I dati del Ministero della Salute indicano che fino a sabato, l’epidemia ha registrato 5.514 casi e 2.642 decessi, compresi i 317 decessi segnalati nei sette giorni precedenti. Esperti congolesi hanno affermato che l’epidemia, iniziata settimane prima della sua ufficializzazione, potrebbe essere tre volte più grande di quanto documentato.
Un’epidemia che supera ogni previsione
Questa è l’epidemia di Ebola in più rapida crescita nella storia, con molti pazienti che muoiono al di fuori dei centri di trattamento. Attualmente, il numero di decessi è sette volte superiore rispetto a quello registrato nella terribile epidemia dell’Ebola in Africa Occidentale tra il 2014 e il 2016, che ha causato oltre 11.000 morti in totale.
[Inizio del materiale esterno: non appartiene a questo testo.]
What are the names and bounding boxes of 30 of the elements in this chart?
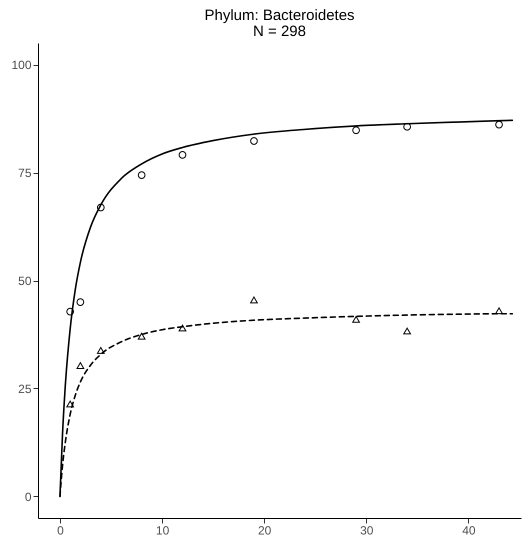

Le nuove infezioni provengono in gran parte dalla provincia di Ituri, epicentro attuale dell’epidemia, dove la maggior parte dei casi è identificata al di fuori dei contatti monitorati. Quasi la metà delle persone infette ha perso la vita: la percentuale si attesta al 47,9%, ma le statistiche governative mostrano tassi molto più elevati nelle zone difficili da raggiungere, come la provincia del Nord Kivu, dove la mortalità è del 68,6%.
Un’importante sfida per i lavoratori in prima linea è rappresentata dalla mancanza di vaccini e trattamenti approvati per il raro virus di Bundibugyo, responsabile di questa nuova epidemia.
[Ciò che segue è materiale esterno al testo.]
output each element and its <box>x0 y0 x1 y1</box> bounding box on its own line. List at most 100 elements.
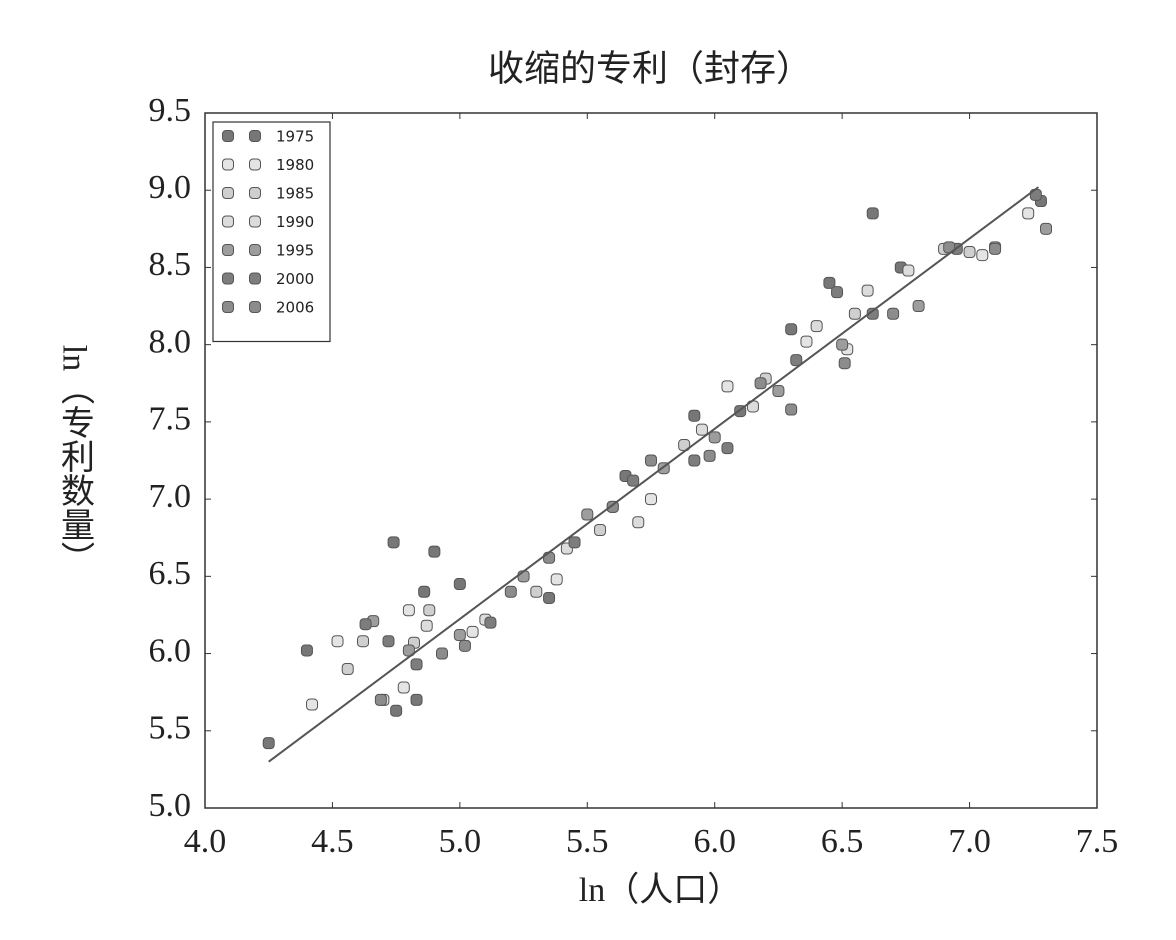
legend-marker <box>249 130 261 142</box>
data-point <box>703 449 716 462</box>
data-point <box>550 573 563 586</box>
data-point <box>418 585 431 598</box>
data-point <box>688 409 701 422</box>
legend-label: 1975 <box>276 128 314 146</box>
data-point <box>543 551 556 564</box>
x-axis-label: ln（人口） <box>579 871 741 909</box>
legend-marker <box>249 158 261 171</box>
data-point <box>902 264 915 277</box>
legend-marker <box>249 244 261 256</box>
data-point <box>390 704 403 717</box>
data-point <box>772 385 785 397</box>
data-point <box>695 423 708 436</box>
data-point <box>530 585 543 598</box>
data-point <box>359 618 372 631</box>
data-point <box>976 249 989 262</box>
chart-title: 收缩的专利（封存） <box>488 48 812 88</box>
x-tick-label: 4.0 <box>184 823 227 860</box>
y-tick-label: 6.0 <box>149 632 192 669</box>
x-tick-label: 5.0 <box>439 823 482 860</box>
data-point <box>721 442 734 455</box>
data-point <box>627 474 640 487</box>
x-tick-label: 6.0 <box>693 823 736 860</box>
legend-label: 2006 <box>276 299 314 317</box>
data-point <box>306 698 319 711</box>
data-point <box>632 516 645 529</box>
data-point <box>300 644 313 657</box>
data-point <box>785 323 798 336</box>
legend-marker <box>222 244 234 256</box>
y-tick-label: 8.5 <box>149 246 192 283</box>
legend-marker <box>249 215 261 228</box>
plot-frame <box>204 112 1098 809</box>
legend-marker <box>222 130 234 142</box>
data-point <box>341 663 354 675</box>
data-point <box>458 639 471 652</box>
data-point <box>420 619 433 632</box>
y-tick-label: 5.0 <box>149 787 192 824</box>
legend-marker <box>222 301 234 313</box>
data-point <box>838 357 851 370</box>
data-point <box>402 604 415 617</box>
data-point <box>887 307 900 320</box>
data-point <box>581 508 594 521</box>
y-tick-label: 7.0 <box>149 478 192 515</box>
data-point <box>606 500 619 513</box>
legend-marker <box>249 301 261 313</box>
data-point <box>721 380 734 393</box>
data-point <box>331 635 344 648</box>
legend-label: 1985 <box>276 185 314 203</box>
y-tick-label: 6.5 <box>149 555 192 592</box>
data-point <box>848 307 861 320</box>
y-tick-label: 9.0 <box>149 169 192 206</box>
data-point <box>262 737 275 750</box>
data-point <box>453 578 466 591</box>
data-point <box>823 276 836 289</box>
fit-line <box>268 186 1039 763</box>
x-tick-label: 6.5 <box>821 823 864 860</box>
data-point <box>453 629 466 642</box>
data-point <box>810 320 823 333</box>
y-tick-label: 8.0 <box>149 323 192 360</box>
x-tick-label: 5.5 <box>566 823 609 860</box>
legend-marker <box>222 272 234 285</box>
data-point <box>1022 207 1035 220</box>
y-axis-label: ln（专利数量） <box>56 345 95 575</box>
data-point <box>374 693 387 706</box>
data-point <box>831 286 844 299</box>
data-point <box>568 536 581 549</box>
data-point <box>1040 222 1053 235</box>
legend-label: 1980 <box>276 156 314 174</box>
data-point <box>397 681 410 694</box>
legend-marker <box>222 215 234 228</box>
legend-label: 1990 <box>276 213 314 231</box>
y-tick-label: 9.5 <box>149 92 192 129</box>
data-point <box>645 454 657 467</box>
data-point <box>484 616 497 629</box>
x-tick-label: 4.5 <box>311 823 354 860</box>
data-point <box>428 545 441 558</box>
data-point <box>912 300 925 313</box>
legend-marker <box>249 187 261 199</box>
data-point <box>410 693 423 706</box>
x-tick-label: 7.0 <box>948 823 991 860</box>
legend-label: 2000 <box>276 270 314 288</box>
data-point <box>836 338 849 351</box>
data-point <box>861 284 874 297</box>
y-tick-label: 7.5 <box>149 401 192 438</box>
legend-marker <box>222 187 234 199</box>
data-point <box>800 335 813 348</box>
data-point <box>436 647 449 660</box>
y-tick-label: 5.5 <box>149 710 192 747</box>
data-point <box>754 377 767 390</box>
data-point <box>790 354 803 367</box>
data-point <box>382 635 395 648</box>
legend-marker <box>249 272 261 285</box>
data-point <box>466 625 479 638</box>
data-point <box>645 493 657 506</box>
data-point <box>357 635 370 648</box>
data-point <box>410 658 423 671</box>
data-point <box>785 403 798 416</box>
Il Congo ha ricevuto venerdì più di 16.000 dosi del vaccino Ervebo, che ha dimostrato di essere efficace in precedenti focolai di Ebola causati da un ceppo diverso e più comune. L’Organizzazione Mondiale della Sanità (OMS) ha comunicato che il vaccino sarà utilizzato anche in trial clinici per un vaccino contro il virus di Bundibugyo.
Tuttavia, non è chiaro se Ervebo possa offrire protezione contro il virus di Bundibugyo, anche se i dati iniziali di laboratorio e sugli animali suggeriscono che potrebbe fornire qualche livello di protezione.
Le autorità non hanno ancora definito quando il vaccino sarà somministrato ai lavoratori in prima linea. A Ituri, la popolazione ha espresso ottimismo riguardo all’uso dei vaccini, sperando che possano contribuire a rallentare la diffusione dell’epidemia. “Sono molto felice che questi vaccini siano finalmente arrivati”, ha dichiarato Héritier Ramazani, un residente locale. “Siamo stanchi di registrare nuovi casi di Ebola ogni giorno”.
L’epidemia sta sviluppandosi in condizioni estremamente difficili, caratterizzate da minacce di ribelli e intensi spostamenti della popolazione. I team medici a Ituri e in altre province colpite affrontano anche interruzioni del lavoro da parte di una parte dei soccorritori che non sono stati pagati, la frustrazione delle comunità profondamente traumatizzate, strade mal ridotte e disinformazione che sostiene che l’Ebola non sia reale.
Esperti di salute pubblica ritengono che il virus potrebbe essersi diffuso nella città mineraria di Mongbwalu già a febbraio, mesi prima che le autorità dichiarassero ufficialmente l’epidemia il 15 maggio. Il governo e le organizzazioni sanitarie stanno affrontando una battaglia complessa per contenere l’epidemia e sono richieste misure rapide ed efficaci per garantire la salute e la sicurezza della popolazione.
Le informazioni riportate in questo articolo provengono dall’Associated Press e da fonti ufficiali del Ministero della Salute del Congo. È fondamentale seguire gli sviluppi e le indicazioni delle autorità sanitarie mentre la situazione continua a evolversi.